Problem 3: Investment Project Evaluation

This involves calculating the equivalent annual worth (EAW) for each project at 10% interest. First, the present value of cash flows is derived, then divided by the annuity factor for 10%. The acceptability criteria depend on comparison of the EAW to capital costs or other benchmarks. Excel simplifies these computations by applying PV and P/A functions, facilitating quick comparisons and decision-making.

Problem 4: Loan Amortization

Calculating the equal annual payment for a $300,000 loan over nine years at 8% interest involves using the PMT function in Excel. This function considers principal, interest rate, and loan term to produce uniform payments that fully amortize the loan, including interest.
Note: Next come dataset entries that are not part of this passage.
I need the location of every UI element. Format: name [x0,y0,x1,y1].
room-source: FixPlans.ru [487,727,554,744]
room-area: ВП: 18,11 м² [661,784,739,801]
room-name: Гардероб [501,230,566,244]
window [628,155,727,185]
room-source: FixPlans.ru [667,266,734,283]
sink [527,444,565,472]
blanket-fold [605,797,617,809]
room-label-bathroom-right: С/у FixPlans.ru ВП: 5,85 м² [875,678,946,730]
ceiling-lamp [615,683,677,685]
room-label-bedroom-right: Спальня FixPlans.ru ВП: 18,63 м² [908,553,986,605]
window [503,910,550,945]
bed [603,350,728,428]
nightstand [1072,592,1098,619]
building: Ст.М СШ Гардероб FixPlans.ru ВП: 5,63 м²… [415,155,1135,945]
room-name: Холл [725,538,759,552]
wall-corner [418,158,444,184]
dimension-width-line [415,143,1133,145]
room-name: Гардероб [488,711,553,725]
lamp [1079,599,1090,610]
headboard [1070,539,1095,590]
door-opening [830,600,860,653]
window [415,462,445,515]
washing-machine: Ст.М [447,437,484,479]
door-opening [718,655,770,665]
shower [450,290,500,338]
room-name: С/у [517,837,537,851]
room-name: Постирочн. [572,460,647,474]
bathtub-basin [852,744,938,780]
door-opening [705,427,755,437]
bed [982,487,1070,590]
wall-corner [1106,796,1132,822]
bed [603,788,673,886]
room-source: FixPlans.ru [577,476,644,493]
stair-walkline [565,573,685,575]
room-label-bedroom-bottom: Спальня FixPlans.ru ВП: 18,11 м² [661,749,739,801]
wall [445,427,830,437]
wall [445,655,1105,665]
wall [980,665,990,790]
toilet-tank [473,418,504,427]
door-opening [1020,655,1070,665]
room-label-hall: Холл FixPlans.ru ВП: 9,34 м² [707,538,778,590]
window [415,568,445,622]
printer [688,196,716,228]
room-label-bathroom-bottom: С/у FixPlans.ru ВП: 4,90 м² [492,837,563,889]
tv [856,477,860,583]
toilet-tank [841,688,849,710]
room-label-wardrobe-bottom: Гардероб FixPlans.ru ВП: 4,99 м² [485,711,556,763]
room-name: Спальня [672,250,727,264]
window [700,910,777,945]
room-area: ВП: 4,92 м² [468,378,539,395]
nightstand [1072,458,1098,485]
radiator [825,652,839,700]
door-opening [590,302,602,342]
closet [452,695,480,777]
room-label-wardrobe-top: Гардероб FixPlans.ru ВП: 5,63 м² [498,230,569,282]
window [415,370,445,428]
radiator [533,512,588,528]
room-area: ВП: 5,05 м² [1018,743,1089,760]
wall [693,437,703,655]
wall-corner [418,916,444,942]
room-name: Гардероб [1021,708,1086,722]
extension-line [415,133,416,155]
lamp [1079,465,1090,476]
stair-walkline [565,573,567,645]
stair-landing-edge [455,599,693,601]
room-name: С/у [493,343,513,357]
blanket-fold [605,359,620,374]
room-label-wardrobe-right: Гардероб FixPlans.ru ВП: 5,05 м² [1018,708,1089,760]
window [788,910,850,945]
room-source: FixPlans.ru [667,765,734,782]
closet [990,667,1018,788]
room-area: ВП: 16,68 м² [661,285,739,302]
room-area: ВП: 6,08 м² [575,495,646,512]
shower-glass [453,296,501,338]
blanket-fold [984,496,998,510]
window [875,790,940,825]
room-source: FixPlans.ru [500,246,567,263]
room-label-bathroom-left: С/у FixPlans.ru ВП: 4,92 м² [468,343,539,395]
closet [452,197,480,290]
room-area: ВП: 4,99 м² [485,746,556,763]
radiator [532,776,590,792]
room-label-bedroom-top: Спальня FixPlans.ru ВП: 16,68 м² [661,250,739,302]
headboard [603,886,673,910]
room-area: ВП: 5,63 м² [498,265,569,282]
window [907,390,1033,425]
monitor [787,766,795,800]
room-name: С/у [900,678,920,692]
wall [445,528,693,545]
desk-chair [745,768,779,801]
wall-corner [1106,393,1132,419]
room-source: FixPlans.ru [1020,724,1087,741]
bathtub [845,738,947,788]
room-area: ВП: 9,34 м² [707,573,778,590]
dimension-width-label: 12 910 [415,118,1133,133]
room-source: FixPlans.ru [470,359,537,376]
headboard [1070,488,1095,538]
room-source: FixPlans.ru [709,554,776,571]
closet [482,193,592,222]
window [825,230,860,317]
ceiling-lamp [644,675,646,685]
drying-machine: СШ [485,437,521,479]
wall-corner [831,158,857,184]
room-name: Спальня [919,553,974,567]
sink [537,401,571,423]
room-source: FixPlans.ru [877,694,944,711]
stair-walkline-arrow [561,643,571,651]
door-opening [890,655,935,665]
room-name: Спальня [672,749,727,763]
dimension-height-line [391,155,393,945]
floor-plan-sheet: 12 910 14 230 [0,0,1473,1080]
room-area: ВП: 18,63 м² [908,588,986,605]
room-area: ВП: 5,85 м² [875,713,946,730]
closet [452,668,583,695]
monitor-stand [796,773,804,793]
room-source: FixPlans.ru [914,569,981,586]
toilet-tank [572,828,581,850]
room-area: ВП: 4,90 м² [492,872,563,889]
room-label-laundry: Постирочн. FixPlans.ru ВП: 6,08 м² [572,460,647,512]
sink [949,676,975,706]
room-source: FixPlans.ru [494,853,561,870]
Problem 5: Capital Cost of Machine Investment

The capital cost involves considering the initial machine cost, salvage value, useful life, and interest rate. Using Excel’s capital recovery factor or the PMT function, we compute the equivalent annual cost of the investment, accounting for depreciation and interest. The total capital cost reflects both the investment outlay and the financing costs over the machine’s lifespan.

Conclusion

These problems exemplify fundamental financial analysis techniques in engineering economics, emphasizing the use of Excel for efficient computation. Accurate evaluation of investment opportunities via NPVs, EACs, and capital recovery helps firms make informed decisions aligned with financial goals. Leveraging Excel's financial functions streamlines these calculations, reducing errors and supporting optimal decision-making.